Мы непонимающе переглядывались. Володька, который был старше всех нас на пару лет и уже успел много нам рассказать о женско-мужских отношениях, ехидно заряжал:
- Ерунда какая-то, Верка. Скукотища. Слышь, а порадуй пацанов, задери платье и встань раком, а?
- Чего? Кем стать? – Верка начинала крутить головой, как та горлинка.
- Да не стать, а встать! Раком, рачком!
- Как я стану раком, если я – человек? А "Рачки" – конфетки такие, мудила безголовая! Эх, а ещё Володька! Хорошо хоть не Ильич!
Она начинала визгливо хохотать, подскакивала на месте и убегала домой. Так всегда и заканчивались её рассказы.
Да, я ни разу не слышал и не видел, чтобы Верка вела себя как-то слишком уж странно. До зимних каникул. Тогда мы с другом Юркой сначала скатали по снеговику, потом соорудили крепость, поиграли в снежки. Снег, что называется, "лепился", температура была чуть выше ноля, самое оно. На коньках на болоте не покататься, слишком рыхлый лёд, а вот снежки – да, снежки летали до мокрых насквозь варежек.

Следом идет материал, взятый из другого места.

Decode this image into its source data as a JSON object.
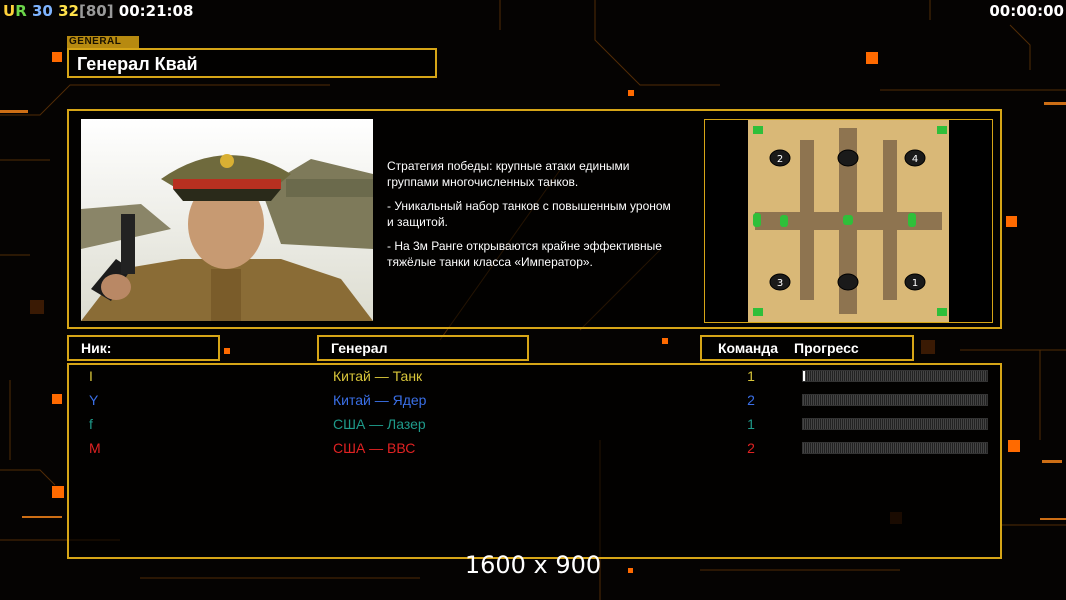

В начале переулка показалась Верка.
- О, а давай её из крепости обстреляем? – предложил Юрка и начал быстро-быстро лепить снежки. Мы в четыре руки накатали приличную пирамиду из снарядов, и, как только Верка приблизилась на расстояние броска, выпустили в неё половину запасов.

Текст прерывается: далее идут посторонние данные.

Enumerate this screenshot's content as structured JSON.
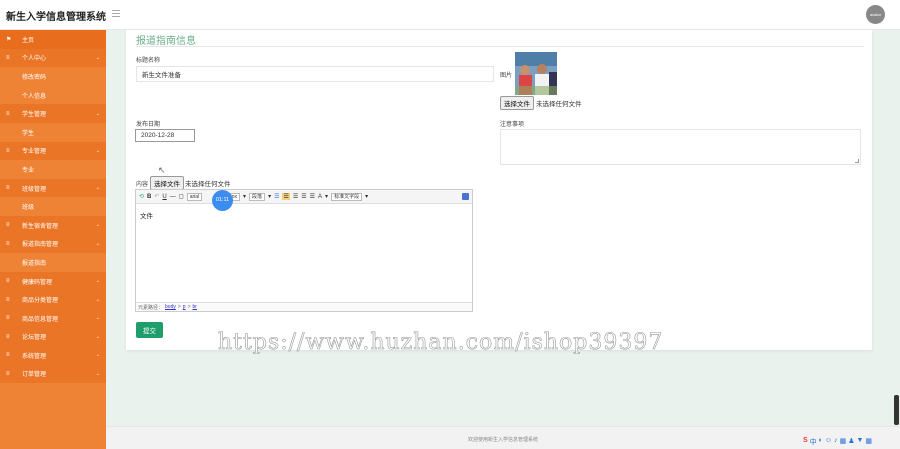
{
  "app": {
    "title": "新生入学信息管理系统",
    "avatar_text": "avatar"
  },
  "sidebar": {
    "items": [
      {
        "label": "主页",
        "type": "home",
        "icon": "flag-icon"
      },
      {
        "label": "个人中心",
        "type": "group",
        "icon": "menu-icon"
      },
      {
        "label": "修改密码",
        "type": "child"
      },
      {
        "label": "个人信息",
        "type": "child"
      },
      {
        "label": "学生管理",
        "type": "group",
        "icon": "menu-icon"
      },
      {
        "label": "学生",
        "type": "child"
      },
      {
        "label": "专业管理",
        "type": "group",
        "icon": "menu-icon"
      },
      {
        "label": "专业",
        "type": "child"
      },
      {
        "label": "班级管理",
        "type": "group",
        "icon": "menu-icon"
      },
      {
        "label": "班级",
        "type": "child"
      },
      {
        "label": "新生宿舍管理",
        "type": "group",
        "icon": "menu-icon"
      },
      {
        "label": "报道指南管理",
        "type": "group",
        "icon": "menu-icon"
      },
      {
        "label": "报道指南",
        "type": "child"
      },
      {
        "label": "健康码管理",
        "type": "group",
        "icon": "menu-icon"
      },
      {
        "label": "商品分类管理",
        "type": "group",
        "icon": "menu-icon"
      },
      {
        "label": "商品信息管理",
        "type": "group",
        "icon": "menu-icon"
      },
      {
        "label": "论坛管理",
        "type": "group",
        "icon": "menu-icon"
      },
      {
        "label": "系统管理",
        "type": "group",
        "icon": "menu-icon"
      },
      {
        "label": "订单管理",
        "type": "group",
        "icon": "menu-icon"
      }
    ]
  },
  "form": {
    "section_title": "报道指南信息",
    "title_label": "标题名称",
    "title_value": "新生文件准备",
    "image_label": "图片",
    "file_button": "选择文件",
    "no_file": "未选择任何文件",
    "date_label": "发布日期",
    "date_value": "2020-12-28",
    "notes_label": "注意事项",
    "content_label": "内容",
    "submit_label": "提交"
  },
  "editor": {
    "font_name": "arial",
    "font_size": "16px",
    "paragraph": "段落",
    "custom_title": "标准文字段",
    "body_text": "文件",
    "path_label": "元素路径：",
    "path_items": [
      "body",
      "p",
      "br"
    ],
    "path_sep": ">"
  },
  "overlay": {
    "timer": "01:11",
    "watermark": "https://www.huzhan.com/ishop39397"
  },
  "footer": {
    "text": "欢迎使用新生入学信息管理系统"
  },
  "colors": {
    "sidebar": "#ef8335",
    "accent": "#6dae8b",
    "submit": "#1f9d6a"
  }
}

Верка даже не остановилась, проорала только громко:
- Суки-косоруки, плохие сегодня, конфет не дам!
- Сама ты сука! – крикнул ей вслед Юрка и кинул в спину последний снежок. Он громко хлопнул точно между лопаток, оставив на чёрном плюше неровную белую отметину.
Верка, не меняя скорости, развернулась и пошла к нам.
- Юрка-Юрка-Юрочка, вот это ты молодец, вот это снайпер! На войну, на войну тебя!
Как она спиной узнала, что это бросил Юрка, я так и не понял. Я вообще ничего не понял – Верка вдруг кинулась на него, свалила на снег и, приговаривая какую-то бредятину про "воду-водичку, как у кота у курочки яички", начала Юрку душить. Со стороны это выглядело, как веселая игра, возня, Верка хохотала всё громче и громче, но, когда Юрка тихо просипел, посинел и беззвучно заплакал, я понял, что вот-вот произойдёт что-то страшное и непоправимое. Я кинулся на неё.
- Верка, пусти, пусти его! Мы играли, ты чего? Пусти!
Я дёргал её за руки, пытался оторвать пальцы от тонкой Юркиной шеи, но тщетно. Это были не пальцы, а негнущаяся арматура, как на заброшенной стройке, где мы лазили на днях. Юрка задёргал ногами и закатил глаза. И тут Верка подскочила.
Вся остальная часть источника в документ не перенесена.